India vs England: Jack Leach Doesn't Vary Pace, Unlike Graeme Swann, Monty Panesar, Says Sachin Tendulkar
India vs England: Sachin Tendulkar said left-arm spinner Jack Leach doesn't vary his pace, something that's needed on turning tracks and what Graeme Swann and Monty Panesar did effectively on England's 2012 tour to India.
- Jack Leach doesn't vary pace, needed on turning tracks: Sachin Tendulkar
- Tendulkar said Graeme Swann, Monty Panesar could bowl quicker in the air
- Swann, Panesar were the heroes of England's 2012 series win in India
Sachin Tendulkar feels that Graeme Swann and Monty Panesar's secret of success during England's series win back in 2012 was largely because of bowling at a quicker pace than usual, something he has not seen Jack Leach do often. Compared to Swann-Panesar duo, the current left-arm orthodox spinner Jack Leach is a touch slower and will be more effective only if he can vary his pace on tracks that offer turn. "That (one in 2012) was a different attack, and Graeme Swann was one of the leading spinners in the world back then. Monty, given the style of bowling, he was not one of those bowlers who believed in tossing up the ball. He was more of a hit the deck bowler," Tendulkar told PTI during an exclusive interaction on Thursday.
"Monty would really bowl fast, so it was completely different and Jack Leach, unlike Monty, I think he is slightly slowish bowler," he said.
Tendulkar also felt that Leach doesn't vary his pace a lot which will be required on tracks that offer turn.
"Whatever I have seen, he bowls at that same pace. So if the wicket is offering turn and considerable help, then varying your pace does matter because then batsmen get much lesser time to react, something that Swann and Monty effectively did with us in 2012," Tendulkar said.
Tendulkar expects the Chennai track to have bounce due to the red soil content and in the humid conditions, the ball could start reversing as early as 15th over and continue till the 60th, he feels.

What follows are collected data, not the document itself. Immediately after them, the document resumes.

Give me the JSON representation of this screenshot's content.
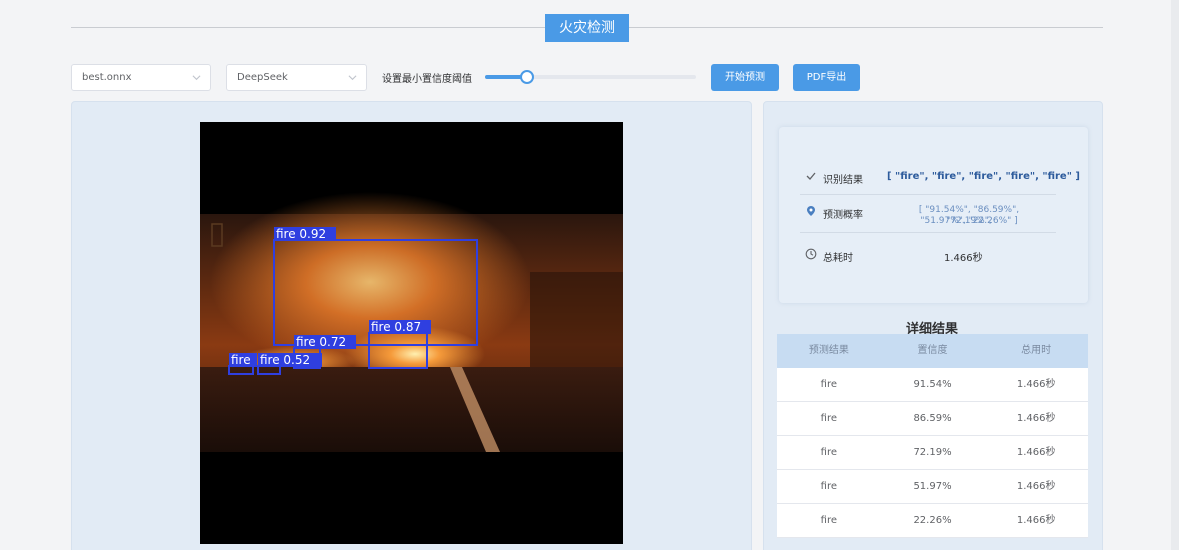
{
  "header": {
    "title": "火灾检测"
  },
  "toolbar": {
    "model_select": {
      "value": "best.onnx"
    },
    "llm_select": {
      "value": "DeepSeek"
    },
    "confidence_label": "设置最小置信度阈值",
    "confidence_value": 0.2,
    "predict_label": "开始预测",
    "export_label": "PDF导出"
  },
  "detections": [
    {
      "label": "fire 0.92"
    },
    {
      "label": "fire 0.87"
    },
    {
      "label": "fire 0.72"
    },
    {
      "label": "fire 0.52"
    },
    {
      "label": "fire"
    }
  ],
  "summary": {
    "result_label": "识别结果",
    "result_value": "[ \"fire\", \"fire\", \"fire\", \"fire\", \"fire\" ]",
    "prob_label": "预测概率",
    "prob_value_line1": "[ \"91.54%\", \"86.59%\", \"72.19%\",",
    "prob_value_line2": "\"51.97%\", \"22.26%\" ]",
    "time_label": "总耗时",
    "time_value": "1.466秒"
  },
  "details": {
    "title": "详细结果",
    "columns": [
      "预测结果",
      "置信度",
      "总用时"
    ],
    "rows": [
      [
        "fire",
        "91.54%",
        "1.466秒"
      ],
      [
        "fire",
        "86.59%",
        "1.466秒"
      ],
      [
        "fire",
        "72.19%",
        "1.466秒"
      ],
      [
        "fire",
        "51.97%",
        "1.466秒"
      ],
      [
        "fire",
        "22.26%",
        "1.466秒"
      ]
    ]
  },
  "colors": {
    "accent": "#4a9ae6",
    "detection_box": "#2f3fe0"
  }
}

"I think fast bowlers are going to play a big role here, and more so, reverse swing could be a factor. I believe that the ball will reverse from 15th over to 60th over. When the ball reverses, it skids off the surface and there is less reaction time," Tendulkar said.
"From 60-80th over, ball can still reverse but due to its softness, the batsmen find more time to adjust off the surface."
Talking about adjustment, Tendulkar finds it easier to adjust to SG Test from Kookaburra than vice-versa.
"To go back from Kookaburra to SG is a much easier transition than going from SG to Kookaburra. You need some adjustments after playing with Kookaburra for so long but I don't see that as a problem," Tendulkar said.
"Adjustment would have been a factor if there was a big break between two series and we are to play a Test match literally with a couple of days of practice, so not a big problem as far as I am concerned."